The importance of simple signs, symbols and rituals

The importance of simple signs, symbols and rituals
Notebook

An Ash Wednesday scene in a home in our parish last week. John, a farmer, comes home after his day’s work is done. His daughter Clara is sitting at the kitchen table studying for her Leaving Certificate. John immediately notices that Clara is sporting a very big black cross on her forehead which she informs him, somewhat smugly, she has applied herself. Dad smiles but then notices his wife with no cross visible on her forehead. He enquires as to why his beloved has not followed their daughter’s good example? John’s wife, Maureen explains that she was waiting for him to come home. She is going to place the cross on his forehead and then he will return the compliment. Before this intimate little ritual they say together the short prayer that came with the bag of ashes which they picked up at the village shop; “May these ashes remind us of God’s invitation to us to repent from sin and to follow him”.

Mass

In any other year, pre-Covid, John and Maureen might have managed to get to Mass on Ash Wednesday but would be unlikely to persuade their teenage daughter to join them. They would have queued up with perhaps a hundred fellow parishioners and received the ashes from the local priest. That too would have been an important moment for them and a faith encounter in the company of their neighbours and friends. What happened this year was a more intimate affair and no less a faith encounter. It was also an expression of what Pope Francis loves to talk about, ‘the domestic Church’.
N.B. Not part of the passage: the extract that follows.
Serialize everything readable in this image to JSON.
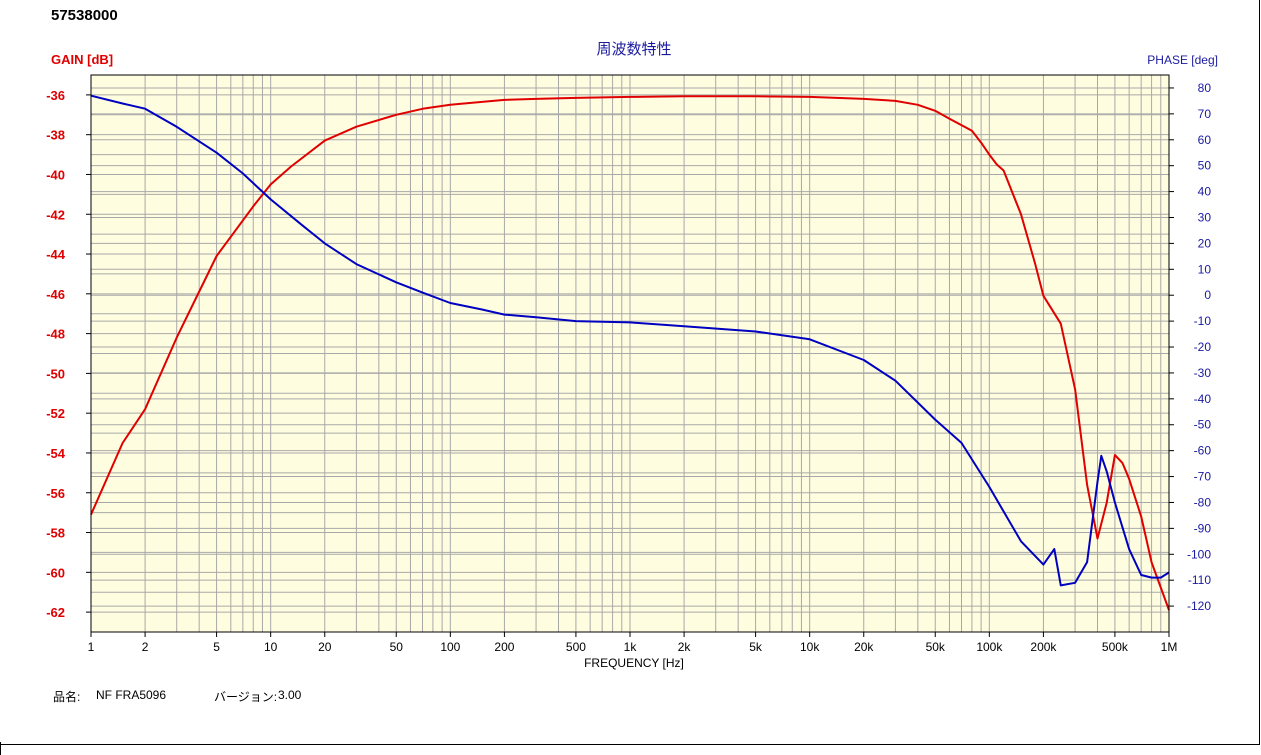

I feel I may owe the environmentalists a little apology but there was something of an ash cloud over our parish last Wednesday. Like so many other parishes we were challenged to be creative about how to mark Ash Wednesday this year. A decision was made to put together a little DIY kit for the day or ‘a goody bag’ as the local radio station called it. We filled 400 bags which each containing a sachet of ashes, a little bottle of holy water and the previously mentioned prayer card. They were delivered on Monday morning to our two churches, two local shops and the SuperValu supermarket in the town. We asked that people only take one bag per family. By lunchtime most of the 400 bags had gone. The next two days were spent trying to replenish the stocks and in the end we managed 750 bags but that fell way short of demand.

Normal

Now what was all that about? In a normal year we might have a few hundred people come to Mass on Ash Wednesday but here we are talking about a few thousand people wanting to mark their foreheads with a cross of ash at the beginning of Lent. Was it simply that something, anything, was being given out for free? Interestingly, the shopkeepers all told me that most people were looking for the non-existent donation box so they could pay for the bag! Was it the inclusion of the bottle of holy water which I realise many people have not had access to in almost a year?

I really don’t know the answer to my questions but the experience has caused me to reflect again on the importance of simple signs, symbols and rituals which have always been central to our Catholic Faith. Is it also too much to suggest that for many people, Faith has become more important during this time of pandemic? Ashes symbolise and remind us of our frailty, vulnerability and mortality. For many of us, the experience of the last year has done the same.

 

A Prayer for Lent

Truly dust we are, and to dust we shall return;

And truly yours we are, and to you we shall return.

Help us to discover you

In our loneliness and in community,

In our emptiness and in our fulfilment,

In our sadness and in our laughter.

Help us to find you when we ourselves are lost.

Help us to follow you on the journey to Jerusalem

To the waving palms of the people’s hope,

To their rejection, to the cross and empty tomb.

Help us to perceive new growth amid the ashes of the old.

Help us, carrying your cross, to be signs of your kingdom.

AMEN

– Jan Sutch Pickard

 

Double Dutch

Two Irish sailors were at Mass in Amsterdam. As the Mass was in Dutch they were not sure what was being said so decided on the following plan, that whatever the man in front of them would do they would also do immediately. In this way they hoped to avoid notice. Halfway through the sermon the man in front stood up and the two Irish lads were on their feet straight away. However, there was no one else standing. As a matter of fact everyone else seemed amused or embarrassed by the whole affair. And, so, red faced and embarrassed they crept around to the sacristy afterwards to find out what had gone wrong. “Well”, said the priest in broken English. “I announced we were going to have a Baptism and I asked would the father of the child please stand up!”